In a questionnaire designed to measure the personality traits of companion dogs and compare them against their social ranking with other canines in multi-dog families, researchers found that dogs who scored highly for agreeableness and affection were less likely to have a dominant status in the group hierarchy.
By contrast, dogs who scored highly on other measures in the Canine Big Five personality traits – specifically extraversion, openness, and conscientiousness – were more likely to be the dominant animals in their social group. The final trait, neuroticism, appeared to show no link with dominance in the dog hierarchy.
"Our aim was to find what traits might be related to the formation of these hierarchies and the rank of the individuals," explains a team led by biologist Kata Vékony, the first author of the study, from Eötvös Loránd University in Hungary.
The findings, based on questionnaire responses from 615 dog owners from around the world (each of whom owned at least two companion dogs), suggest that a dog's age is also related to its hierarchical social status – with older dogs generally scoring higher dominance scores.
According to the researchers, that result – which has previously been shown in other studies of dog hierarchies too – can at least partially be explained by the fact that the older dogs in this analysis tended to be less agreeable and affectionate.
In other words: older dogs were generally more dominant but at the same time weren't highly agreeable, whereas highly agreeable (and generally younger) dogs weren't likely to be the dominant dog in their families.
In the wild, where animals have to compete amongst one another for limited resources, achieving dominance over other animals in a social group can have important implications for survival.
In the more comfortable, catered-to existence of companion dogs, the same sorts of social ranking system among animals still applies, but the consequences of a low ranking aren't quite so severe.
"Once stabilized, hierarchy can help the access to these resources – in favor of the dominant individuals – without serious conflict or harm," the researchers write in the paper.

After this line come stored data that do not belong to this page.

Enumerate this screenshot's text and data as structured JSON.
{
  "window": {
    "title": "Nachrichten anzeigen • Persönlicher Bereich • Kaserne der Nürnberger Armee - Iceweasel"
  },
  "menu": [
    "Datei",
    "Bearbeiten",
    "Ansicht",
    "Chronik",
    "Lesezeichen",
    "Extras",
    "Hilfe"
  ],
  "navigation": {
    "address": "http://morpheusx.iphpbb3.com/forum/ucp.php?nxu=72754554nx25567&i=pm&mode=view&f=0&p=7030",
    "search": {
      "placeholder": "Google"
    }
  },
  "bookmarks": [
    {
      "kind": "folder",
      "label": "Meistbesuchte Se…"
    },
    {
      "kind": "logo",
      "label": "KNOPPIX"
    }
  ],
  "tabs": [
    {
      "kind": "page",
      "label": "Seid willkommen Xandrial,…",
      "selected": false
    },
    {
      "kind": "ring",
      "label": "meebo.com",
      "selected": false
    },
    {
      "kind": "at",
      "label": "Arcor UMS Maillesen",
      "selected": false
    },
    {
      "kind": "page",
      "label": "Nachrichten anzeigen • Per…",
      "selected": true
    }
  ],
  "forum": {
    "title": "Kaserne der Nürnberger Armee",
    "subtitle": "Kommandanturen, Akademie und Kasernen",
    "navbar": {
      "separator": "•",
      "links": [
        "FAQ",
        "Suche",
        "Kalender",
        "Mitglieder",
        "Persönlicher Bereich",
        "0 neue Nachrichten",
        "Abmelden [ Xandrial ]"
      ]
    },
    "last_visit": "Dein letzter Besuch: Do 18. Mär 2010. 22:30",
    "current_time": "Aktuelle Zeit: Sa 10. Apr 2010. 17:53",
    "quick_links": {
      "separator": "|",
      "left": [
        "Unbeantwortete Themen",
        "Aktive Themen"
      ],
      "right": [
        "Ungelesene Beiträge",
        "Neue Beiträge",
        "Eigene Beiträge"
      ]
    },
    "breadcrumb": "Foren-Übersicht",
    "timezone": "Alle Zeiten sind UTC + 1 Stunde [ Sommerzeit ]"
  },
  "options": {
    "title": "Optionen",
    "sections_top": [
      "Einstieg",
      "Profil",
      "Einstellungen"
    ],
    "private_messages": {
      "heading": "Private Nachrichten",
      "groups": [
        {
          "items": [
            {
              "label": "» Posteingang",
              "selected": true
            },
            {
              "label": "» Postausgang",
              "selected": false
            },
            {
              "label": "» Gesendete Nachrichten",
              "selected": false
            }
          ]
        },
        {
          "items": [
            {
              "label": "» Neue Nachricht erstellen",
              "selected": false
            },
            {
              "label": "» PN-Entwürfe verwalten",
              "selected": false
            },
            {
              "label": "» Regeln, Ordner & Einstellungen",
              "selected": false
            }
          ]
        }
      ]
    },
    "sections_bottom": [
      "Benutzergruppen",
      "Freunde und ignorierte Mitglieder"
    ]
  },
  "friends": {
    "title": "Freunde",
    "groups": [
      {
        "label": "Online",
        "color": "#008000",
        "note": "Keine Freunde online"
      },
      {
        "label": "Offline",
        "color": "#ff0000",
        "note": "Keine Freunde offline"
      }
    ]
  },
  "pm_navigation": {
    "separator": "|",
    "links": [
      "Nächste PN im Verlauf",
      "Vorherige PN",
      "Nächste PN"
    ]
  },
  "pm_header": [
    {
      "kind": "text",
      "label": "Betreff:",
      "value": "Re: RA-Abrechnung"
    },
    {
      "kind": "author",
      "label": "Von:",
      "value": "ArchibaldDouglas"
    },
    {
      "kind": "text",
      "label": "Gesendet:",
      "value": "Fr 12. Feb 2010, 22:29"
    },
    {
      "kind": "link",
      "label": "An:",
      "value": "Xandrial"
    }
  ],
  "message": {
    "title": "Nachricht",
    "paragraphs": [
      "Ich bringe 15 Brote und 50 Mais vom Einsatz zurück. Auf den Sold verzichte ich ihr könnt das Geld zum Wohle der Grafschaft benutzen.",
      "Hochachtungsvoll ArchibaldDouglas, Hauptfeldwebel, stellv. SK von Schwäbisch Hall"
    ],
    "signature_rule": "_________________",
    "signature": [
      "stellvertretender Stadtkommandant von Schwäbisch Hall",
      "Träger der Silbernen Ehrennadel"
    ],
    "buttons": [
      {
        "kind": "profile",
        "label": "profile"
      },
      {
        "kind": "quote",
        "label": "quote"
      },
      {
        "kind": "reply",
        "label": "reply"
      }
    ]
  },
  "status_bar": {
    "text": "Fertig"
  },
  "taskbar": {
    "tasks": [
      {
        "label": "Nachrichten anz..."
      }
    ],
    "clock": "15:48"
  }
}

"In groups of co-habiting companion dogs however, competition for these resources is less prevalent as they are readily provided and distributed by the owner."
But even though competition among animals in domestic settings is a less fraught affair, dominance hierarchies among domestic animals are something that animal researchers have observed for many years.
What's less understood is how these social rankings are constructed in the absence of competition for resources that directly affect survival, but researchers know enough to know that dogs' personality traits are part of the puzzle.
With that in mind, the new study gives us some fresh insights about which particular personality traits are most strongly linked with social dominance in the world of co-habiting dogs.
But as the researchers point out, a lot more work is needed to tease these relationships out further – let alone to explain why friendly dogs rank so low on the pecking order.
"Several different experiences, many of which are not related to competitive situations are involved in the development of personality traits of dogs," explains ethologist Péter Pongrácz, the principal investigator of the study.
"[The personalities] of family dogs have a complex relationship with the group hierarchy and the individual dogs' rank within. Further research is needed to discover what causal relationships may exist between personality traits and rank."
The findings are reported in Applied Animal Behaviour Science.